The chain brake is exactly what it sounds like. It stops the blade from turning by tightening a metal band around the drum. If the drum can’t turn, the blade doesn’t move. If it is working properly, the chain will not turn when the chain brake is engaged and most chainsaws will not start if the chain brake is engaged as well
So, why do I need this? One word: Kickback!
Sometimes, when you’re cutting wood, the tip of the bar can encounter a dense spot; something hard or difficult for the chain to cut through, or perhaps the bar may become pinched between two moving pieces of wood.
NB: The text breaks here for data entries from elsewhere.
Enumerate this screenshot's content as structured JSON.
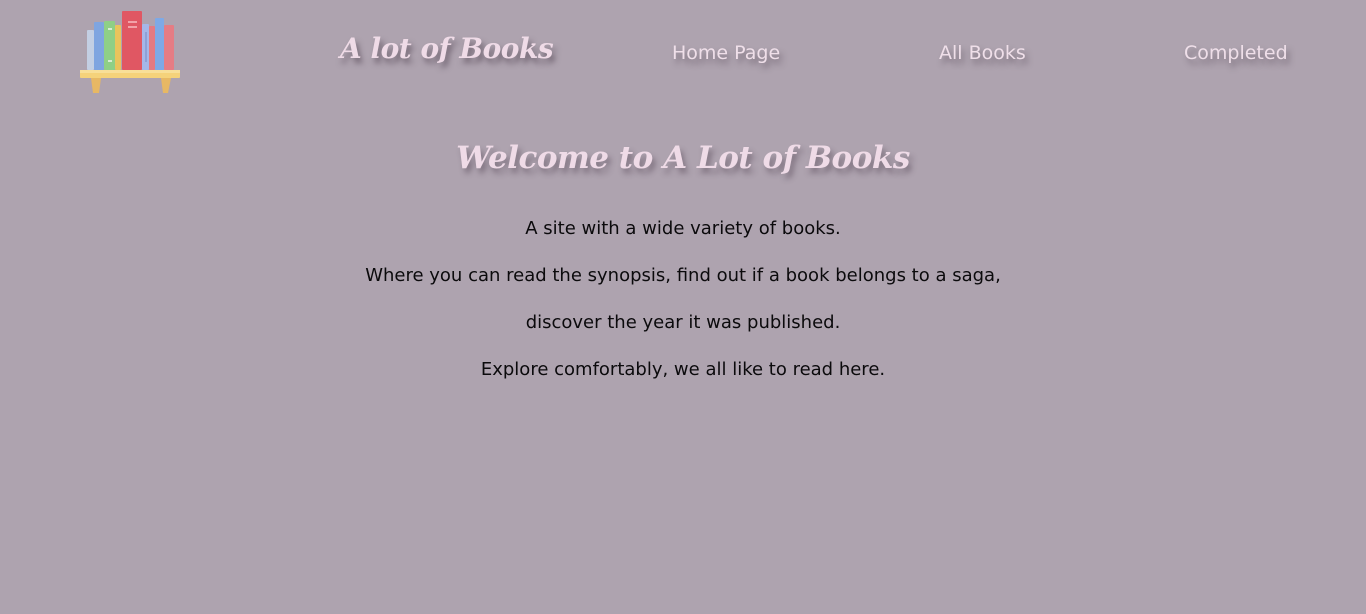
{
  "header": {
    "brand_title": "A lot of Books",
    "logo_icon": "bookshelf-icon",
    "nav": {
      "home": "Home Page",
      "all_books": "All Books",
      "completed": "Completed"
    }
  },
  "main": {
    "heading": "Welcome to A Lot of Books",
    "paragraphs": [
      "A site with a wide variety of books.",
      "Where you can read the synopsis, find out if a book belongs to a saga,",
      "discover the year it was published.",
      "Explore comfortably, we all like to read here."
    ]
  },
  "colors": {
    "background": "#aea3af",
    "heading_pink": "#efdbe7",
    "body_text": "#0b0a0c"
  }
}
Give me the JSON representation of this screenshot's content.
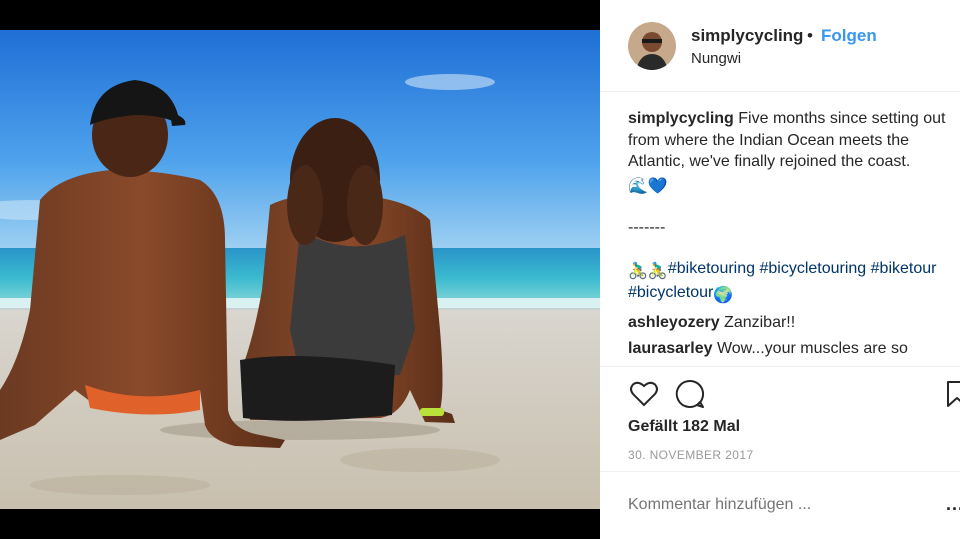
{
  "post": {
    "username": "simplycycling",
    "separator": "•",
    "follow_label": "Folgen",
    "location": "Nungwi",
    "photo_description_icon": "beach-couple-photo"
  },
  "caption": {
    "username": "simplycycling",
    "text": " Five months since setting out from where the Indian Ocean meets the Atlantic, we've finally rejoined the coast. ",
    "emojis": "🌊💙",
    "dashes": "-------",
    "hashtag_prefix_emojis": "🚴‍♂️🚴‍♂️ ",
    "hashtags": [
      "#biketouring",
      "#bicycletouring",
      "#biketour",
      "#bicycletour"
    ],
    "hashtag_suffix_emoji": " 🌍"
  },
  "comments": [
    {
      "username": "ashleyozery",
      "text": " Zanzibar!!"
    },
    {
      "username": "laurasarley",
      "text": " Wow...your muscles are so"
    }
  ],
  "actions": {
    "like_icon": "heart-outline-icon",
    "comment_icon": "speech-bubble-icon",
    "save_icon": "bookmark-icon"
  },
  "likes_text": "Gefällt 182 Mal",
  "date_text": "30. NOVEMBER 2017",
  "comment_placeholder": "Kommentar hinzufügen ...",
  "more_label": "...",
  "colors": {
    "link_blue": "#3897f0",
    "hashtag_blue": "#003569",
    "text": "#262626",
    "muted": "#999999"
  }
}
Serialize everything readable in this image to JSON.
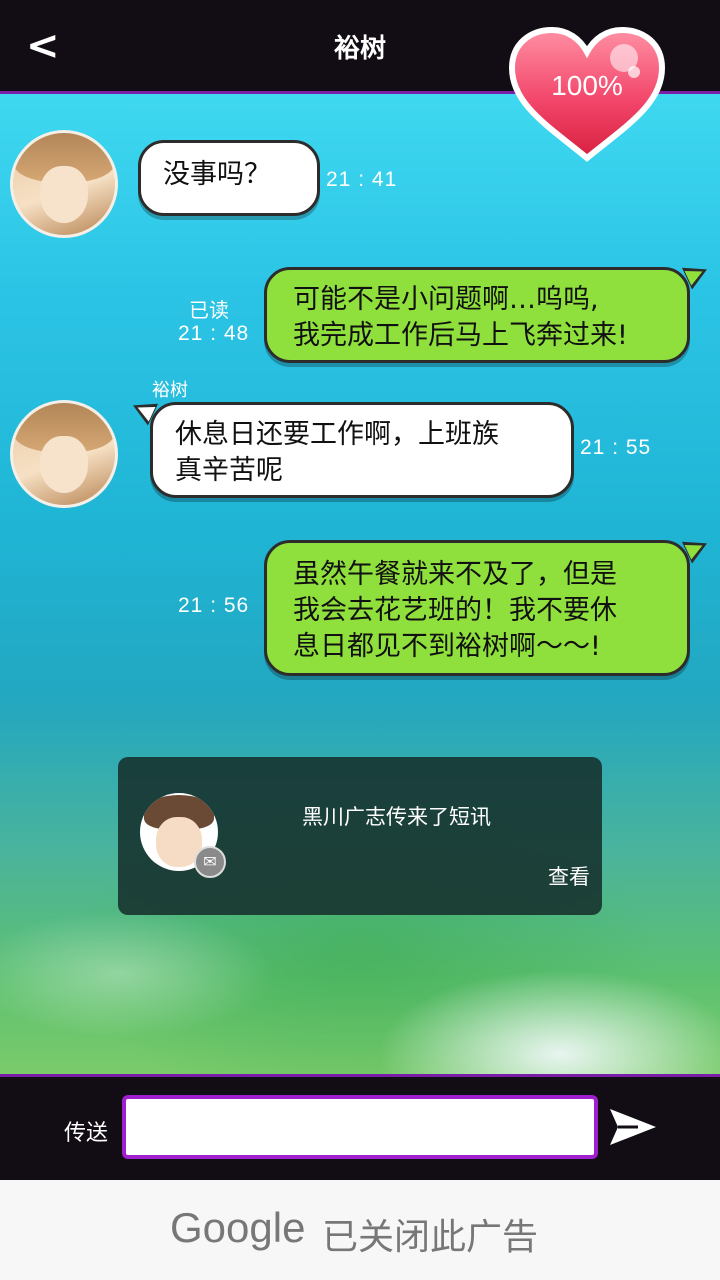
{
  "header": {
    "back_icon": "<",
    "title": "裕树",
    "affection_percent": "100%"
  },
  "messages": [
    {
      "side": "left",
      "lines": [
        "没事吗？"
      ],
      "time": "21 : 41"
    },
    {
      "side": "right",
      "lines": [
        "可能不是小问题啊…呜呜,",
        "我完成工作后马上飞奔过来!"
      ],
      "read_label": "已读",
      "time": "21 : 48"
    },
    {
      "side": "left",
      "sender": "裕树",
      "lines": [
        "休息日还要工作啊，上班族",
        "真辛苦呢"
      ],
      "time": "21 : 55"
    },
    {
      "side": "right",
      "lines": [
        "虽然午餐就来不及了，但是",
        "我会去花艺班的！我不要休",
        "息日都见不到裕树啊～～!"
      ],
      "time": "21 : 56"
    }
  ],
  "notification": {
    "text": "黑川广志传来了短讯",
    "view_label": "查看"
  },
  "input_bar": {
    "send_label": "传送",
    "input_value": ""
  },
  "ad": {
    "brand": "Google",
    "status": "已关闭此广告"
  },
  "colors": {
    "accent_purple": "#a020d0",
    "bubble_green": "#8fe03c",
    "heart_pink": "#f0506e"
  }
}
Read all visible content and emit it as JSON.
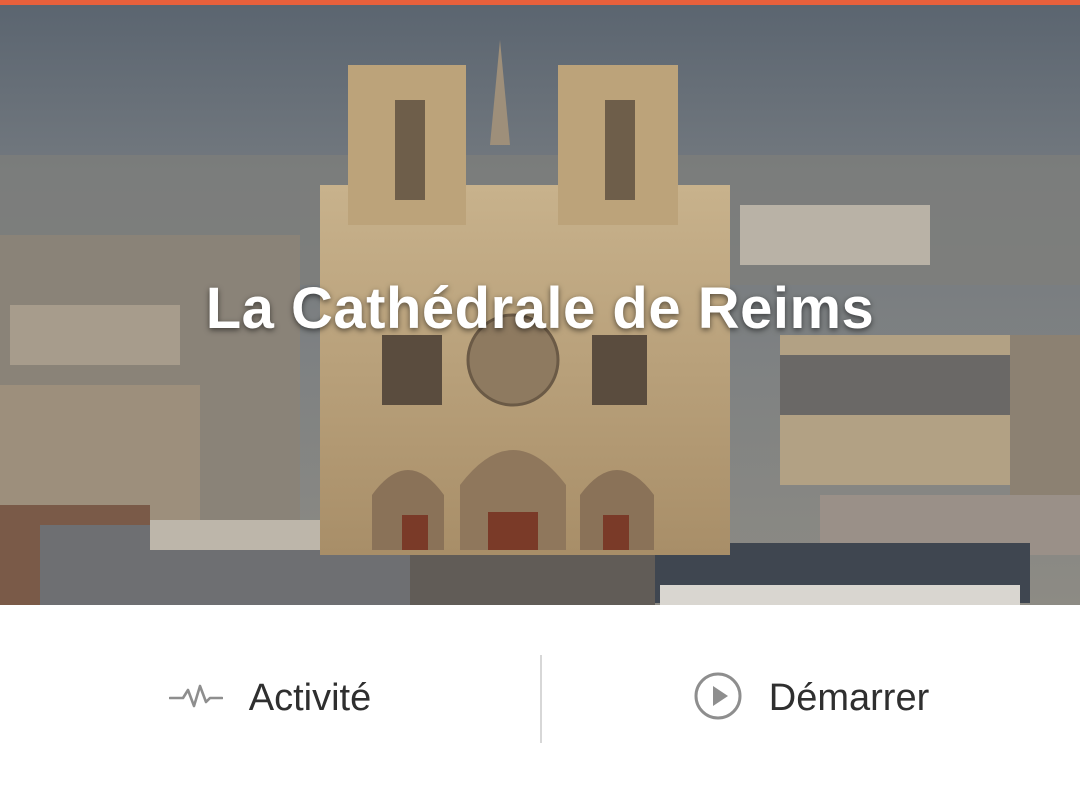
{
  "colors": {
    "accent": "#e8603c",
    "icon_gray": "#8e8e8e",
    "label_text": "#2f2f2f"
  },
  "hero": {
    "title": "La Cathédrale de Reims",
    "image": "reims-cathedral-photo"
  },
  "actions": {
    "activity": {
      "label": "Activité",
      "icon": "activity-pulse-icon"
    },
    "start": {
      "label": "Démarrer",
      "icon": "play-circle-icon"
    }
  }
}
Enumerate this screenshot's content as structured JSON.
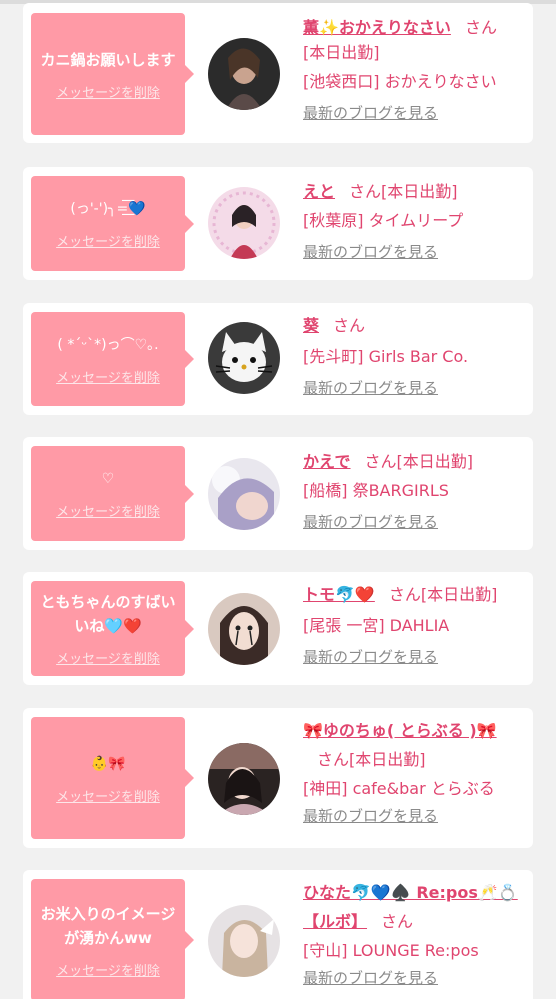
{
  "messages": [
    {
      "message": "カニ鍋お願いします",
      "delete_label": "メッセージを削除",
      "name": "薫✨おかえりなさい",
      "honorific": "さん",
      "status": "[本日出勤]",
      "location": "[池袋西口] おかえりなさい",
      "blog_label": "最新のブログを見る"
    },
    {
      "message": "(っ'-')╮=͟͟͞͞💙",
      "delete_label": "メッセージを削除",
      "name": "えと",
      "honorific": "さん",
      "status": "[本日出勤]",
      "location": "[秋葉原] タイムリープ",
      "blog_label": "最新のブログを見る"
    },
    {
      "message": "( *´ᵕ`*)っ⌒♡｡.",
      "delete_label": "メッセージを削除",
      "name": "葵",
      "honorific": "さん",
      "status": "",
      "location": "[先斗町] Girls Bar Co.",
      "blog_label": "最新のブログを見る"
    },
    {
      "message": "♡",
      "delete_label": "メッセージを削除",
      "name": "かえで",
      "honorific": "さん",
      "status": "[本日出勤]",
      "location": "[船橋] 祭BARGIRLS",
      "blog_label": "最新のブログを見る"
    },
    {
      "message": "ともちゃんのすばいいね🩵❤️",
      "delete_label": "メッセージを削除",
      "name": "トモ🐬❤️",
      "honorific": "さん",
      "status": "[本日出勤]",
      "location": "[尾張 一宮] DAHLIA",
      "blog_label": "最新のブログを見る"
    },
    {
      "message": "👶🎀",
      "delete_label": "メッセージを削除",
      "name": "🎀ゆのちゅ( とらぶる )🎀",
      "honorific": "さん",
      "status": "[本日出勤]",
      "location": "[神田] cafe&bar とらぶる",
      "blog_label": "最新のブログを見る"
    },
    {
      "message": "お米入りのイメージが湧かんww",
      "delete_label": "メッセージを削除",
      "name": "ひなた🐬💙♠️ Re:pos🥂💍【ルボ】",
      "honorific": "さん",
      "status": "",
      "location": "[守山] LOUNGE Re:pos",
      "blog_label": "最新のブログを見る"
    }
  ],
  "colors": {
    "bubble": "#ff9aa6",
    "accent_text": "#e0456f",
    "muted_link": "#8a8a8a",
    "page_bg": "#f1f1f1"
  }
}
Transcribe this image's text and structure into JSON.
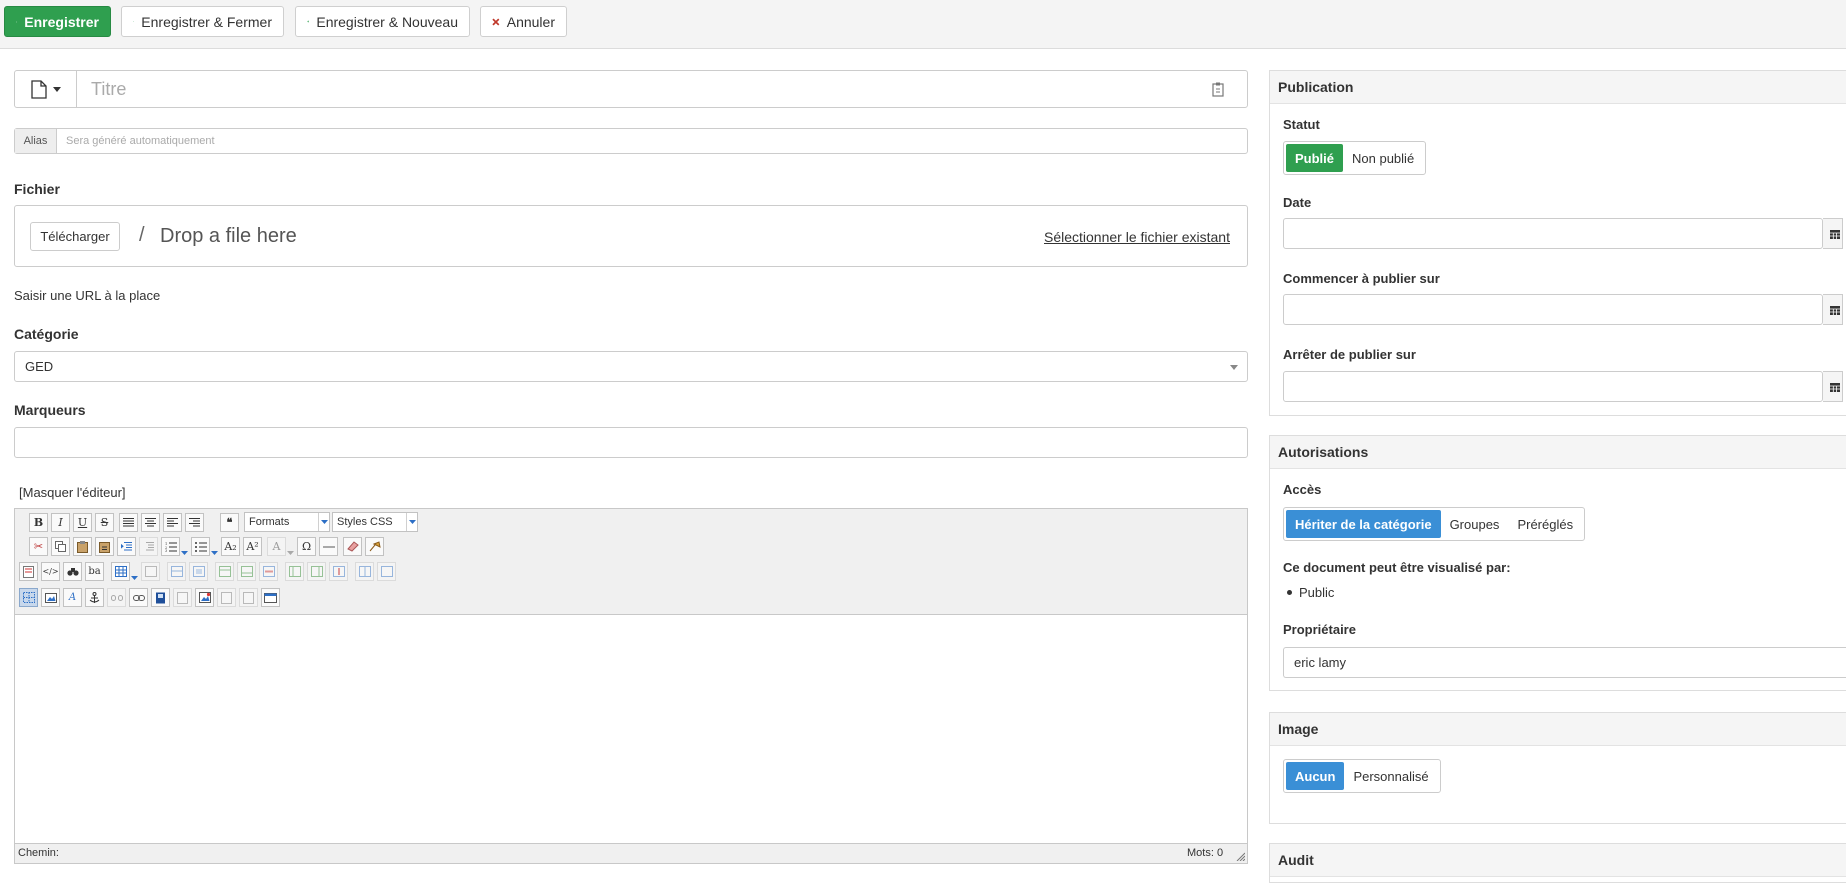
{
  "toolbar": {
    "save": "Enregistrer",
    "save_close": "Enregistrer & Fermer",
    "save_new": "Enregistrer & Nouveau",
    "cancel": "Annuler"
  },
  "form": {
    "title_placeholder": "Titre",
    "alias_label": "Alias",
    "alias_placeholder": "Sera généré automatiquement",
    "file_label": "Fichier",
    "upload_button": "Télécharger",
    "slash": "/",
    "drop_text": "Drop a file here",
    "select_existing": "Sélectionner le fichier existant",
    "enter_url": "Saisir une URL à la place",
    "category_label": "Catégorie",
    "category_value": "GED",
    "tags_label": "Marqueurs",
    "hide_editor": "[Masquer l'éditeur]"
  },
  "editor": {
    "format_select": "Formats",
    "styles_select": "Styles CSS",
    "status_path": "Chemin:",
    "word_count": "Mots: 0",
    "bold": "B",
    "italic": "I",
    "underline": "U",
    "strike": "S",
    "omega": "Ω"
  },
  "publication": {
    "title": "Publication",
    "status_label": "Statut",
    "published": "Publié",
    "unpublished": "Non publié",
    "date_label": "Date",
    "start_label": "Commencer à publier sur",
    "end_label": "Arrêter de publier sur"
  },
  "permissions": {
    "title": "Autorisations",
    "access_label": "Accès",
    "inherit": "Hériter de la catégorie",
    "groups": "Groupes",
    "presets": "Préréglés",
    "visible_by": "Ce document peut être visualisé par:",
    "viewers": [
      "Public"
    ],
    "owner_label": "Propriétaire",
    "owner_value": "eric lamy"
  },
  "image": {
    "title": "Image",
    "none": "Aucun",
    "custom": "Personnalisé"
  },
  "audit": {
    "title": "Audit"
  },
  "colors": {
    "green": "#2f9f4f",
    "blue": "#3a8fd6",
    "cancel_x": "#c0392b"
  }
}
Cutting horizontally into a tree trunk, or cutting vertically into a suspended piece of lumber can cause this. The bar is suddenly held fast by the compressing wood, resulting again in the kickback reaction.
When this happens, the bar can rise suddenly upwards or “kick back”. A reaction wherein the chain is driven even harder into the wood. When this occurs, the jolt can force the bar to hurl the bar upwards towards the operator. This unexpected reaction can cause very severe injury or death. The true hazard of kickback is that it occurs with no warning and often so quickly that there is time for evasive action.
It does what?
The chain brake is designed to connect with the wood as the bar is yanked forward. The wood pushes the chain brake towards the operator, engaging the brake band and stopping the operation before injury occurs.
It’s a safety feature that is often overlooked and under-appreciated, but it’s essential for safer operations.
So put the brakes on kickback and use your saw safely!